I was already accepted by the other client when Dee contacted me for the last time—he wanted to talk again. This time, he said, he wanted to speed up to process of my onboarding.
But in this last instance, I knew how much he bullsh*ts. So, I indulged his request for a call. This last encounter of ours, like the first interview, was long-winded and subtitled All About Dee. The topics covered? How it would profit him if I write two books a month for him. How I needed to be at his beck and call…and all that for a VERY low-ball offer. Afterall, I wanted to prove myself, right?
I ended this call by telling him I did not promise to be his writer. I said I was choosing among other clients who had better offers. I hinted that his pay is indeed very, very low.

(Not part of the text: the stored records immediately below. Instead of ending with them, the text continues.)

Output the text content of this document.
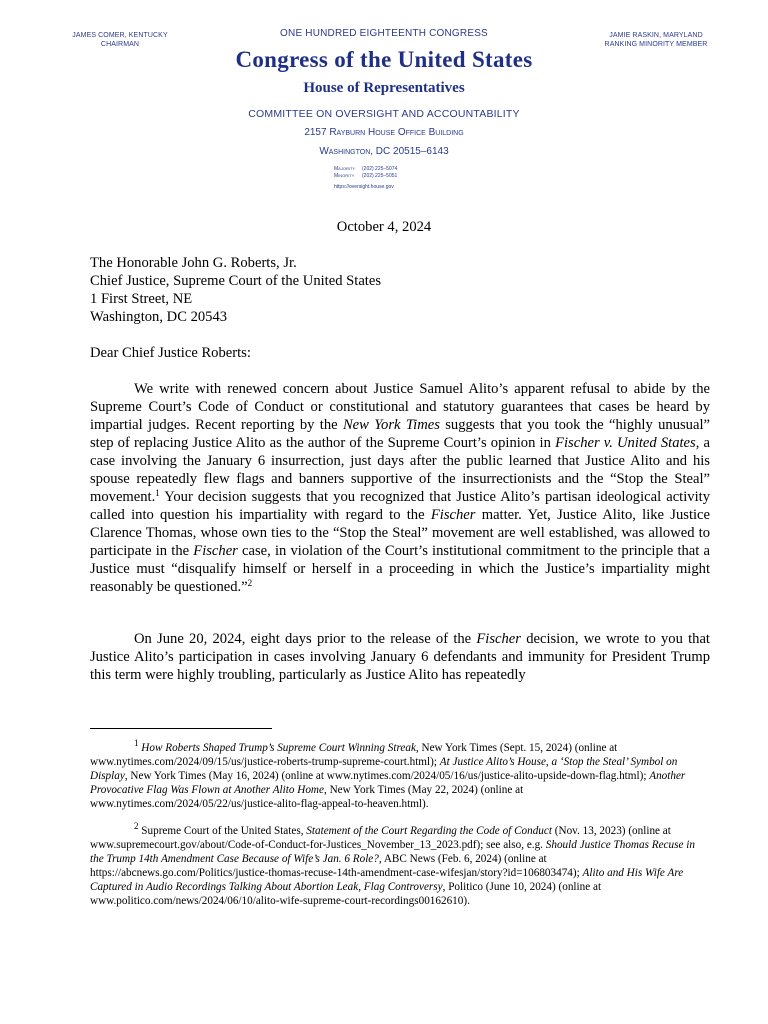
JAMES COMER, KENTUCKY
CHAIRMAN
JAMIE RASKIN, MARYLAND
RANKING MINORITY MEMBER
ONE HUNDRED EIGHTEENTH CONGRESS
Congress of the United States
House of Representatives
COMMITTEE ON OVERSIGHT AND ACCOUNTABILITY
2157 Rayburn House Office Building
Washington, DC 20515–6143
Majority (202) 225–5074
Minority (202) 225–5051
https://oversight.house.gov
October 4, 2024
The Honorable John G. Roberts, Jr.
Chief Justice, Supreme Court of the United States
1 First Street, NE
Washington, DC 20543
Dear Chief Justice Roberts:
We write with renewed concern about Justice Samuel Alito’s apparent refusal to abide by the Supreme Court’s Code of Conduct or constitutional and statutory guarantees that cases be heard by impartial judges. Recent reporting by the New York Times suggests that you took the “highly unusual” step of replacing Justice Alito as the author of the Supreme Court’s opinion in Fischer v. United States, a case involving the January 6 insurrection, just days after the public learned that Justice Alito and his spouse repeatedly flew flags and banners supportive of the insurrectionists and the “Stop the Steal” movement.$^1$ Your decision suggests that you recognized that Justice Alito’s partisan ideological activity called into question his impartiality with regard to the Fischer matter. Yet, Justice Alito, like Justice Clarence Thomas, whose own ties to the “Stop the Steal” movement are well established, was allowed to participate in the Fischer case, in violation of the Court’s institutional commitment to the principle that a Justice must “disqualify himself or herself in a proceeding in which the Justice’s impartiality might reasonably be questioned.”$^2$
On June 20, 2024, eight days prior to the release of the Fischer decision, we wrote to you that Justice Alito’s participation in cases involving January 6 defendants and immunity for President Trump this term were highly troubling, particularly as Justice Alito has repeatedly
$^1$ How Roberts Shaped Trump’s Supreme Court Winning Streak, New York Times (Sept. 15, 2024) (online at www.nytimes.com/2024/09/15/us/justice-roberts-trump-supreme-court.html); At Justice Alito’s House, a ‘Stop the Steal’ Symbol on Display, New York Times (May 16, 2024) (online at www.nytimes.com/2024/05/16/us/justice-alito-upside-down-flag.html); Another Provocative Flag Was Flown at Another Alito Home, New York Times (May 22, 2024) (online at www.nytimes.com/2024/05/22/us/justice-alito-flag-appeal-to-heaven.html).
$^2$ Supreme Court of the United States, Statement of the Court Regarding the Code of Conduct (Nov. 13, 2023) (online at www.supremecourt.gov/about/Code-of-Conduct-for-Justices_November_13_2023.pdf); see also, e.g. Should Justice Thomas Recuse in the Trump 14th Amendment Case Because of Wife’s Jan. 6 Role?, ABC News (Feb. 6, 2024) (online at https://abcnews.go.com/Politics/justice-thomas-recuse-14th-amendment-case-wifesjan/story?id=106803474); Alito and His Wife Are Captured in Audio Recordings Talking About Abortion Leak, Flag Controversy, Politico (June 10, 2024) (online at www.politico.com/news/2024/06/10/alito-wife-supreme-court-recordings00162610).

A few days later, I told him I don’t want to work for him.
I let him wait.
I hope I made him squirm (for a change).
Yeah, this time I was the one who rejected him, and it felt good.
For his reply, he sent me a demeaning message, as is typical for him.
He also flipped the narrative and said I was the one who asked for that last interview.
Promptly, I went to WhatsApp and blocked him. I blocked his Gmail too.
Serves him right. I deserve better. Definitely much better.
I am not absconding from my responsibility for the whole situation. But I am not solely the one to blame.
If only I listened to the screams of my intuition right from the start…
But then, regrets always come later.